The National Park Service Arctic Inventory & Monitoring Network uses high-resolution satellite images and historical color-infrared aerial photographs to monitor the abundance of landslides resulting from permafrost thaw. Active-layer detachments (ALD) and retrogressive thaw slumps (RTS) are small landslides that occur as a result of thaw in permafrost regions. They expose bare soil that can be readily mapped on color-infrared imagery. We mapped the extent of bare soil in thaw-related slope failures in four study areas with continuous permafrost, on aerial photographs from c. 1980, satellite images from 2006-2009, and satellite images from 2018-2019. RTS and ALD were especially abundant in the 2006-2009 sample, probably as a result of exceptionally warm summers in the mid-2000 decade.

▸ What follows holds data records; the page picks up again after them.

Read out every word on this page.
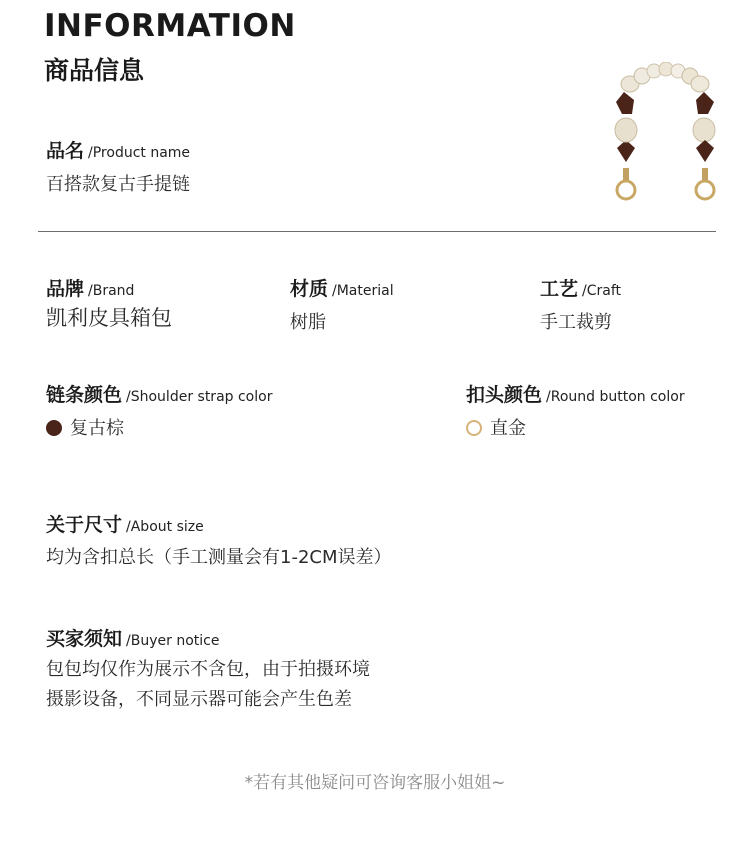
INFORMATION
商品信息
品名 /Product name
百搭款复古手提链
品牌 /Brand
凯利皮具箱包
材质 /Material
树脂
工艺 /Craft
手工裁剪
链条颜色 /Shoulder strap color
复古棕
扣头颜色 /Round button color
直金
关于尺寸 /About size
均为含扣总长（手工测量会有1-2CM误差）
买家须知 /Buyer notice
包包均仅作为展示不含包，由于拍摄环境
摄影设备，不同显示器可能会产生色差
*若有其他疑问可咨询客服小姐姐~
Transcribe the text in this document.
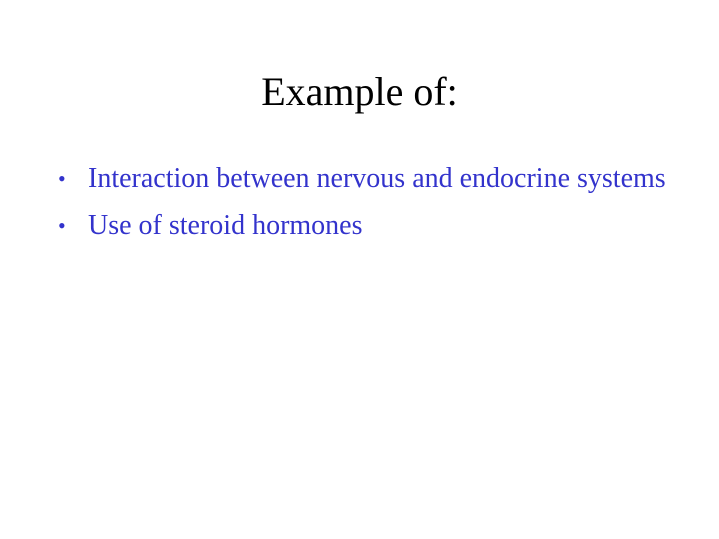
Example of:
• Interaction between nervous and endocrine systems
• Use of steroid hormones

The lobe has moved about 400 m downhill and the affected area is now about 900 m long. This location is near longitude -151.896°, latitude 67.748°.
Surprisingly enough, in all four study areas, the count of ALD and RTS and the area of bare soil they exposed, was lower in the most recent sampling episode (2018-2019) than in the previous ones. This occurred in spite of record-warm conditions that prevailed in the study area in 2014-2019. These results show that slopes can be stable under warming conditions, if conditions remain cold enough to maintain permafrost below the active layer.
One study area had frozen debris lobes (FDLs) in addition to ALD and RTS. These are lobe-shaped masses of frozen material that usually creep downslope at a rate of less than 10 m/year, while remaining mostly vegetated. Several of our FDL became unstable due to deep thaw of permafrost and began to move more rapidly downhill at rates of about 30 m/year. The area of bare ground exposed by destabilization and rapid movement of FDLs was greatest in the 2018-2019 sampling episode. The FDLs are in the part of the study area with the warmest mean annual temperatures—high enough that recent warming led to thaw and destabilization of deeper permafrost.
Permafrost thaw‐related slope failures in Alaska’s Arctic National Parks, c. 1980–2019
Abstract
Active‐layer detachments (ALD) and retrogressive thaw slumps (RTS) are landslides that occur as a result of thaw in permafrost regions. I mapped the extent of bare soil exposed in these thaw‐related slope failures in four study areas with continuous permafrost in Alaska’s Arctic National Parks, on mosaics of aerial photographs from 1977–1985 (sampling episode 1), satellite images from 2006–2009 (sampling episode 2), and satellite images from 2018–2019 (sampling episode 3). In all four study areas the count of ALD and RTS, and the area of bare soil they exposed, was greater during the first or second sampling episode than the third sampling episode, in spite of record high mean annual temperatures in 2014–2019. One study area had frozen debris lobes (FDL) in addition to ALD and RTS. In that study area the bare ground exposed by destabilization and rapid movement of FDL was greatest in the third sampling episode, probably as a result of deep thaw and talik formation. The destabilization of FDL in episode 3 was probably a long‐term consequence of warming and permafrost loss, while the observed pulses of ALD and RTS in episodes 1 and 2 were closely tied to short‐term deep thaw events in areas where the underlying permafrost remained stable.
Swanson, D. K. 2021. Permafrost thaw-related slope failures in Alaska’s Arctic national parks, c. 1980-2019. Permafrost and Periglacial Processes doi:10.1002/ppp.2098.